«Известность придет к пяти процентам». Балетные танцоры — о своем профессиональном пути, мотивации и разочарованиях

Балет: обычным зрителям видны лишь отточенные движения в пачках под музыку Чайковского. «Ножу» удалось заглянуть за кулисы — и послушать... нет, не страшилки о стекле в пуантах, а несколько личных историй танцоров о проблемах, влюбленностях, разочарованиях и непростом искусстве, которому они отдали годы.

Слезть с балетной иглы

Лешу, как и большинство его сокурсников-мальчиков, в Московскую государственную академию хореографии привели родители. Он вспоминает, что, когда в детстве ходил к стоматологу, мама пугала его: «Если не перестанешь плакать, отдам в балетную школу». Леша мужественно сдерживал слезы, но в училище всё равно оказался. Сам он предполагает, что родители сделали такой выбор, потому что на дворе были 90-е — чтобы сын попросту не попал в армию и вышел на пенсию в сорок.
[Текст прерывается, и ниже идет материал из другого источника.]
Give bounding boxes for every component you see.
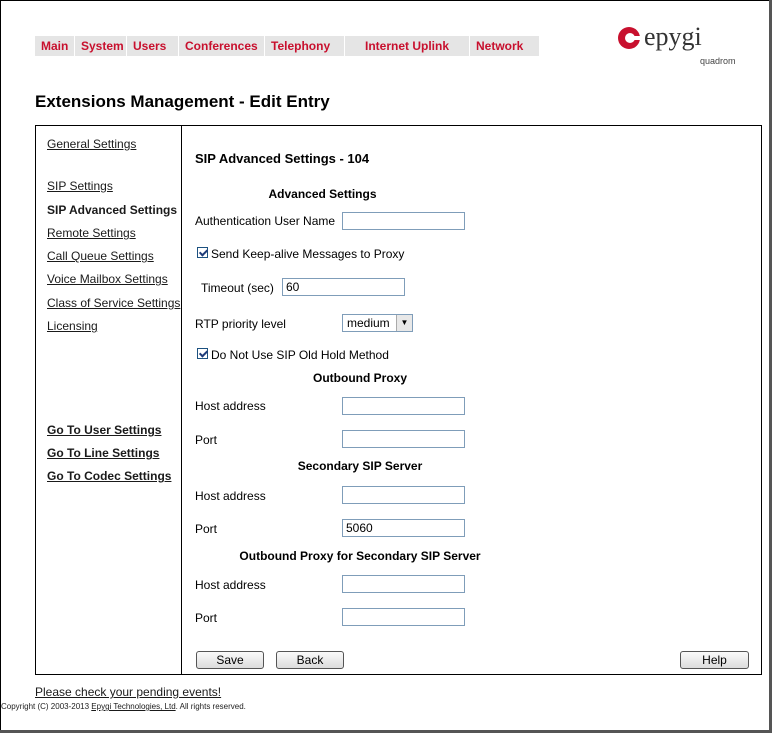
- nav-tab-network[interactable]: Network: [470, 36, 540, 56]
- nav-tab-internet-uplink[interactable]: Internet Uplink: [345, 36, 470, 56]
- sidebar-item-voice-mailbox-settings[interactable]: Voice Mailbox Settings: [47, 272, 168, 286]
- nav-tab-telephony[interactable]: Telephony: [265, 36, 345, 56]
- epygi-swirl-icon: [618, 27, 642, 49]
- nav-tab-main[interactable]: Main: [35, 36, 75, 56]
- secondary-proxy-port-input[interactable]: [342, 608, 465, 626]
- nav-tab-system[interactable]: System: [75, 36, 127, 56]
- auth-user-label: Authentication User Name: [195, 214, 336, 228]
- epygi-logo: epygi quadrom: [616, 22, 746, 72]
- secondary-sip-host-input[interactable]: [342, 486, 465, 504]
- secondary-sip-header: Secondary SIP Server: [297, 459, 423, 473]
- goto-user-settings-link[interactable]: Go To User Settings: [47, 423, 161, 437]
- secondary-proxy-header: Outbound Proxy for Secondary SIP Server: [239, 549, 481, 563]
- rtp-priority-value: medium: [347, 316, 390, 330]
- old-hold-checkbox[interactable]: [197, 348, 208, 359]
- rtp-priority-label: RTP priority level: [195, 317, 286, 331]
- pending-events-link[interactable]: Please check your pending events!: [35, 685, 221, 699]
- logo-subtitle: quadrom: [700, 56, 736, 66]
- help-button[interactable]: Help: [680, 651, 749, 669]
- outbound-proxy-host-input[interactable]: [342, 397, 465, 415]
- epygi-technologies-link[interactable]: Epygi Technologies, Ltd: [91, 702, 175, 711]
- nav-tab-conferences[interactable]: Conferences: [179, 36, 265, 56]
- back-button[interactable]: Back: [276, 651, 344, 669]
- sidebar-item-call-queue-settings[interactable]: Call Queue Settings: [47, 249, 154, 263]
- goto-line-settings-link[interactable]: Go To Line Settings: [47, 446, 159, 460]
- copyright-suffix: . All rights reserved.: [175, 702, 246, 711]
- secondary-proxy-port-label: Port: [195, 611, 218, 625]
- old-hold-label: Do Not Use SIP Old Hold Method: [211, 348, 389, 362]
- section-title: SIP Advanced Settings - 104: [195, 151, 370, 166]
- top-nav: Main System Users Conferences Telephony …: [35, 36, 540, 56]
- secondary-sip-port-input[interactable]: [342, 519, 465, 537]
- sidebar-item-licensing[interactable]: Licensing: [47, 319, 98, 333]
- save-button[interactable]: Save: [196, 651, 264, 669]
- goto-codec-settings-link[interactable]: Go To Codec Settings: [47, 469, 171, 483]
- outbound-proxy-port-input[interactable]: [342, 430, 465, 448]
- sidebar-item-sip-advanced-settings[interactable]: SIP Advanced Settings: [47, 203, 177, 217]
- secondary-proxy-host-label: Host address: [195, 578, 266, 592]
- logo-wordmark: epygi: [644, 22, 702, 51]
- copyright-notice: Copyright (C) 2003-2013 Epygi Technologi…: [1, 702, 246, 711]
- sidebar-item-general-settings[interactable]: General Settings: [47, 137, 136, 151]
- sidebar-divider: [181, 125, 182, 675]
- secondary-proxy-host-input[interactable]: [342, 575, 465, 593]
- sidebar-item-remote-settings[interactable]: Remote Settings: [47, 226, 136, 240]
- sidebar-item-class-of-service-settings[interactable]: Class of Service Settings: [47, 296, 180, 310]
- auth-user-input[interactable]: [342, 212, 465, 230]
- chevron-down-icon[interactable]: ▼: [396, 315, 412, 331]
- copyright-prefix: Copyright (C) 2003-2013: [1, 702, 92, 711]
- keepalive-label: Send Keep-alive Messages to Proxy: [211, 247, 405, 261]
- secondary-sip-port-label: Port: [195, 522, 218, 536]
- rtp-priority-select[interactable]: medium ▼: [342, 314, 413, 332]
- outbound-proxy-header: Outbound Proxy: [313, 371, 407, 385]
- timeout-label: Timeout (sec): [201, 281, 274, 295]
- keepalive-checkbox[interactable]: [197, 247, 208, 258]
- secondary-sip-host-label: Host address: [195, 489, 266, 503]
- nav-tab-users[interactable]: Users: [127, 36, 179, 56]
- outbound-proxy-port-label: Port: [195, 433, 218, 447]
- advanced-settings-header: Advanced Settings: [268, 187, 377, 201]
- sidebar-item-sip-settings[interactable]: SIP Settings: [47, 179, 113, 193]
- outbound-proxy-host-label: Host address: [195, 399, 266, 413]
- page-title: Extensions Management - Edit Entry: [35, 92, 330, 111]
- timeout-input[interactable]: [282, 278, 405, 296]
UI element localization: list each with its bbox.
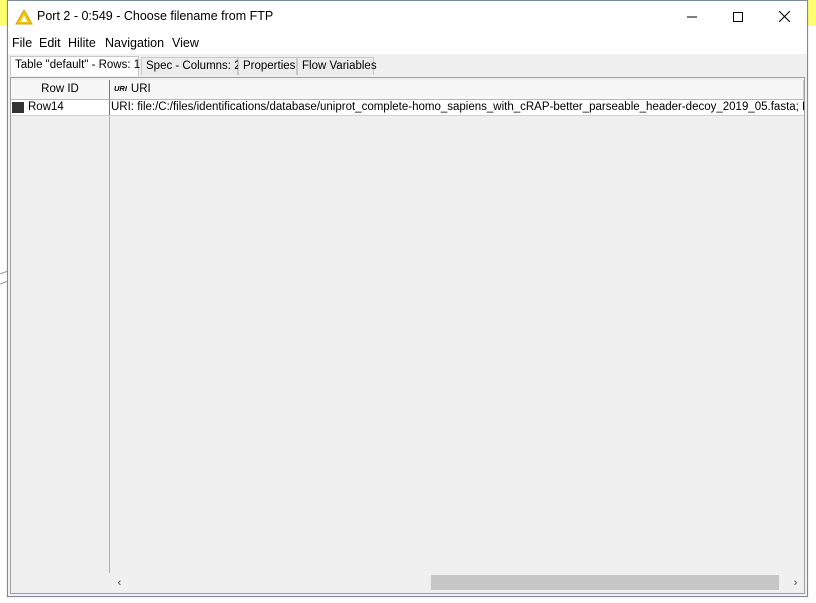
row-id-cell[interactable]: Row14	[25, 100, 110, 115]
uri-type-icon: URI	[114, 84, 127, 93]
window-title: Port 2 - 0:549 - Choose filename from FT…	[37, 9, 274, 23]
tab-properties[interactable]: Properties	[238, 57, 297, 75]
tab-flow-variables[interactable]: Flow Variables	[297, 57, 377, 75]
menu-bar: File Edit Hilite Navigation View	[8, 32, 807, 54]
port-view-window: Port 2 - 0:549 - Choose filename from FT…	[7, 0, 808, 597]
row-hilite-marker	[12, 102, 24, 113]
title-bar[interactable]: Port 2 - 0:549 - Choose filename from FT…	[8, 1, 807, 32]
maximize-button[interactable]	[715, 1, 761, 32]
scrollbar-thumb[interactable]	[431, 575, 779, 590]
scroll-left-icon[interactable]: ‹	[111, 574, 128, 591]
minimize-icon	[687, 16, 697, 17]
row-header-column	[11, 116, 110, 573]
menu-edit[interactable]: Edit	[39, 36, 61, 50]
column-header-uri-label: URI	[130, 83, 151, 95]
menu-view[interactable]: View	[172, 36, 199, 50]
minimize-button[interactable]	[669, 1, 715, 32]
tab-table-default[interactable]: Table "default" - Rows: 1	[10, 56, 140, 76]
maximize-icon	[733, 11, 743, 22]
close-icon	[778, 11, 790, 22]
tab-strip: Table "default" - Rows: 1 Spec - Columns…	[8, 56, 807, 76]
column-header-row-id[interactable]: Row ID	[11, 80, 110, 100]
table-view: Row ID URI URI Row14 URI: file:/C:/files/…	[10, 77, 805, 594]
column-header-uri[interactable]: URI URI	[110, 80, 804, 100]
menu-navigation[interactable]: Navigation	[105, 36, 164, 50]
table-row[interactable]: Row14 URI: file:/C:/files/identification…	[11, 100, 804, 116]
close-button[interactable]	[761, 1, 807, 32]
horizontal-scrollbar[interactable]: ‹ ›	[111, 574, 804, 591]
menu-file[interactable]: File	[12, 36, 32, 50]
warning-triangle-icon	[15, 9, 33, 25]
tab-spec[interactable]: Spec - Columns: 2	[141, 57, 241, 75]
scroll-right-icon[interactable]: ›	[787, 574, 804, 591]
uri-cell[interactable]: URI: file:/C:/files/identifications/data…	[110, 100, 804, 115]
menu-hilite[interactable]: Hilite	[68, 36, 96, 50]
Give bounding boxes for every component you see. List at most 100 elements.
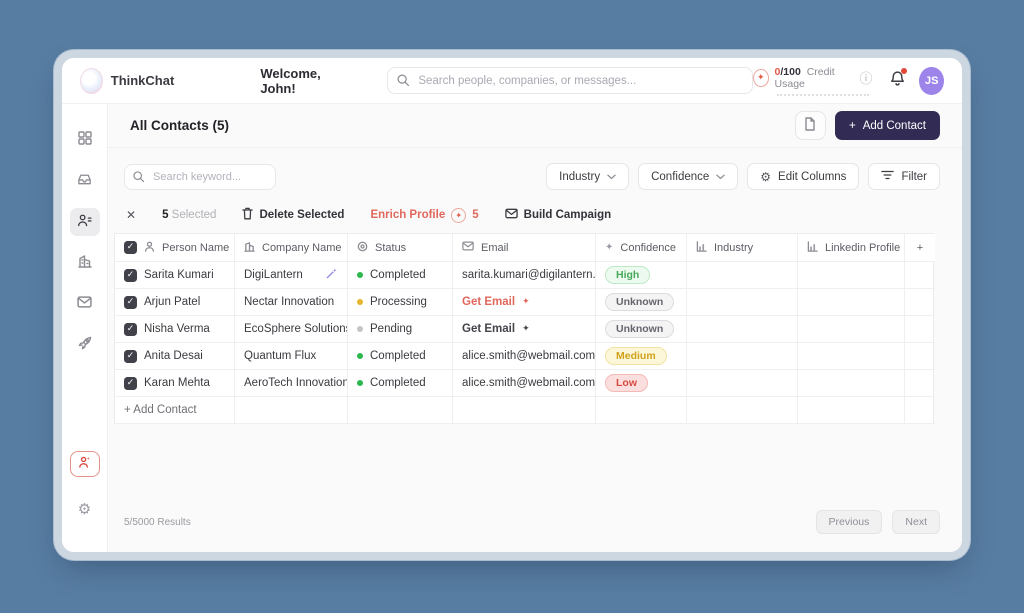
table-row: ✓ Nisha Verma EcoSphere Solutions Pending…	[115, 316, 935, 343]
page-title: All Contacts (5)	[130, 118, 230, 133]
status-text: Completed	[370, 350, 426, 362]
chevron-down-icon	[716, 171, 726, 183]
person-name: Arjun Patel	[144, 296, 201, 308]
welcome-text: Welcome, John!	[260, 65, 321, 96]
previous-button[interactable]: Previous	[815, 510, 883, 534]
plus-icon: +	[848, 119, 856, 132]
row-checkbox[interactable]: ✓	[124, 376, 137, 390]
table-row: ✓ Arjun Patel Nectar Innovation Processin…	[115, 289, 935, 316]
add-column-button[interactable]: +	[905, 234, 935, 262]
info-icon[interactable]: ⓘ	[859, 68, 872, 87]
selected-count: 5 Selected	[162, 209, 217, 221]
row-checkbox[interactable]: ✓	[124, 322, 137, 336]
table-row: ✓ Karan Mehta AeroTech Innovations Comple…	[115, 370, 935, 397]
credit-progress-bar	[777, 93, 869, 96]
status-text: Processing	[370, 296, 427, 308]
delete-selected-button[interactable]: Delete Selected	[242, 207, 344, 223]
sidebar-item-campaigns[interactable]	[70, 331, 100, 359]
envelope-icon	[504, 208, 518, 222]
trash-icon	[242, 207, 254, 223]
close-icon[interactable]: ✕	[126, 208, 136, 222]
col-confidence[interactable]: ✦ Confidence	[596, 234, 687, 262]
row-checkbox[interactable]: ✓	[124, 268, 137, 282]
linkedin-cell	[798, 262, 905, 289]
credit-sparkle-icon: ✦	[753, 68, 769, 87]
brand-logo	[80, 67, 103, 94]
results-count: 5/5000 Results	[124, 516, 191, 528]
col-email[interactable]: Email	[453, 234, 596, 262]
global-search-input[interactable]	[387, 67, 753, 94]
status-dot	[357, 326, 363, 332]
person-name: Karan Mehta	[144, 377, 210, 389]
col-status[interactable]: Status	[348, 234, 453, 262]
confidence-dropdown[interactable]: Confidence	[638, 163, 739, 190]
industry-cell	[687, 343, 798, 370]
row-checkbox[interactable]: ✓	[124, 349, 137, 363]
col-industry[interactable]: Industry	[687, 234, 798, 262]
confidence-badge: Medium	[605, 347, 667, 365]
keyword-search	[124, 163, 276, 190]
linkedin-cell	[798, 316, 905, 343]
add-contact-row: + Add Contact	[115, 397, 935, 424]
industry-cell	[687, 316, 798, 343]
add-contact-inline-button[interactable]: + Add Contact	[115, 397, 235, 424]
sparkle-icon: ✦	[522, 324, 530, 334]
industry-cell	[687, 262, 798, 289]
sparkle-icon: ✦	[522, 297, 530, 307]
add-contact-button[interactable]: + Add Contact	[834, 111, 940, 140]
sidebar-item-inbox[interactable]	[70, 167, 100, 195]
industry-cell	[687, 289, 798, 316]
build-campaign-button[interactable]: Build Campaign	[504, 208, 611, 222]
settings-gear-icon: ⚙	[77, 500, 92, 518]
next-button[interactable]: Next	[892, 510, 940, 534]
table-header-row: ✓ Person Name ⇅ Company Name	[115, 234, 935, 262]
credit-total: /100	[780, 65, 801, 78]
export-button[interactable]	[794, 111, 826, 140]
contacts-table: ✓ Person Name ⇅ Company Name	[114, 233, 935, 424]
gear-icon: ⚙	[760, 169, 772, 184]
sidebar-item-contacts[interactable]	[69, 208, 100, 236]
company-name: AeroTech Innovations	[244, 377, 348, 389]
col-linkedin-profile[interactable]: Linkedin Profile	[798, 234, 905, 262]
brand-name: ThinkChat	[110, 73, 175, 88]
sidebar-item-companies[interactable]	[70, 249, 100, 277]
notification-bell-icon[interactable]	[889, 67, 908, 92]
linkedin-cell	[798, 343, 905, 370]
dashboard-grid-icon	[77, 130, 92, 150]
user-avatar[interactable]: JS	[919, 66, 944, 95]
status-dot	[357, 272, 363, 278]
email-text: alice.smith@webmail.com	[462, 350, 596, 362]
sidebar-item-settings[interactable]: ⚙	[70, 495, 100, 523]
industry-dropdown[interactable]: Industry	[546, 163, 630, 190]
sidebar-item-dashboard[interactable]	[70, 126, 100, 154]
select-all-checkbox[interactable]: ✓	[124, 241, 137, 254]
keyword-search-input[interactable]	[124, 163, 276, 190]
status-target-icon	[357, 241, 368, 255]
get-email-button[interactable]: Get Email	[462, 296, 515, 308]
global-search	[387, 67, 753, 94]
notification-dot	[901, 67, 908, 74]
company-name: Quantum Flux	[244, 350, 317, 362]
col-person-name[interactable]: ✓ Person Name ⇅	[115, 234, 235, 262]
filter-button[interactable]: Filter	[868, 163, 940, 190]
edit-columns-button[interactable]: ⚙ Edit Columns	[747, 163, 860, 190]
magic-wand-icon[interactable]	[325, 267, 338, 283]
contacts-icon	[77, 213, 92, 232]
row-checkbox[interactable]: ✓	[124, 295, 137, 309]
sidebar-enrich-button[interactable]	[69, 451, 100, 477]
file-export-icon	[804, 117, 816, 134]
confidence-badge: Unknown	[605, 320, 675, 338]
title-row: All Contacts (5) + Add Contact	[108, 104, 962, 148]
app-header: ThinkChat Welcome, John! ✦ 0/100 Credit …	[62, 58, 962, 104]
credit-usage: ✦ 0/100 Credit Usage ⓘ	[753, 66, 872, 96]
main-content: All Contacts (5) + Add Contact Search ke…	[108, 104, 962, 552]
search-icon	[132, 170, 145, 188]
confidence-badge: Unknown	[605, 293, 675, 311]
get-email-button[interactable]: Get Email	[462, 323, 515, 335]
person-icon	[144, 241, 155, 255]
linkedin-cell	[798, 289, 905, 316]
sparkle-icon: ✦	[605, 241, 614, 253]
enrich-profile-button[interactable]: Enrich Profile ✦ 5	[370, 207, 479, 223]
col-company-name[interactable]: Company Name	[235, 234, 348, 262]
sidebar-item-mail[interactable]	[70, 290, 100, 318]
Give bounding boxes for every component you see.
Леша задается вопросом, где же справедливость: «В десять лет я хотел играть в футбол, а не делать полтора часа тандю». Он хорошо помнит свой первый день в академии и странное ощущение от того, что никто из сверстников даже не представлял себе, что такое балет.

В те годы Леша знал всю «шпану» и часто дрался из-за девушек и территории. Когда он вступал в перепалку с ребятами из другого района, их обычно предупреждали, что его нельзя бить по ногам.

Мальчику, росшему в такой среде, балет казался «немужской» профессией. Леша вспоминает, что сначала даже хотел уйти, но спустя пару лет ученики его класса перестали «делать бездушные плие» (то есть механические движения — приседания) и стали прыгать. Леша даже первым смог исполнить тройной содебаск — сложный элемент с несколькими оборотами в воздухе.

Наш собеседник вспоминает: «В этот момент многие полюбили балет. Выше, быстрее, сильнее».

Леша говорит: «Балет меняет строение твоего организма, ломает тебя». Из-за того что он начал танцевать в детстве, это стало для него своеобразным наркотиком — тело буквально заставляло заниматься.

Сейчас Леша относится к балету как к математике — положение корпуса, градус ноги: «Танец — это работа, он не для того, чтобы получать удовольствие».

Когда наш герой окончил академию, у него перед глазами были примеры кумиров — Барышникова и Нуриева. Поэтому он уехал в поисках современного танца на учебу в Канаду. Но в зарубежных театрах выступал недолго: «Разбил машину и себя тоже». Восстанавливаться было очень дорого, и Леша тогда взвесил все за и против: «Слезть с балетной иглы сложно. Я знал об этом и решил сделать всё побыстрее».

Леша пошел учиться на режиссера, но так и не смог забыть занятие, которому посвятил столько лет жизни. Часто в рамках учебных заданий он снимал сюжеты о балете, и его даже долгое время мучили сны.

Сейчас Леша не жалеет о пройденном пути, но рекомендовать его никому бы не стал: «Я весь поломан-переломан.

Известность придет к 5%. Много заработать на этом тоже вряд ли удастся. Только во имя искусства мы все и трудились.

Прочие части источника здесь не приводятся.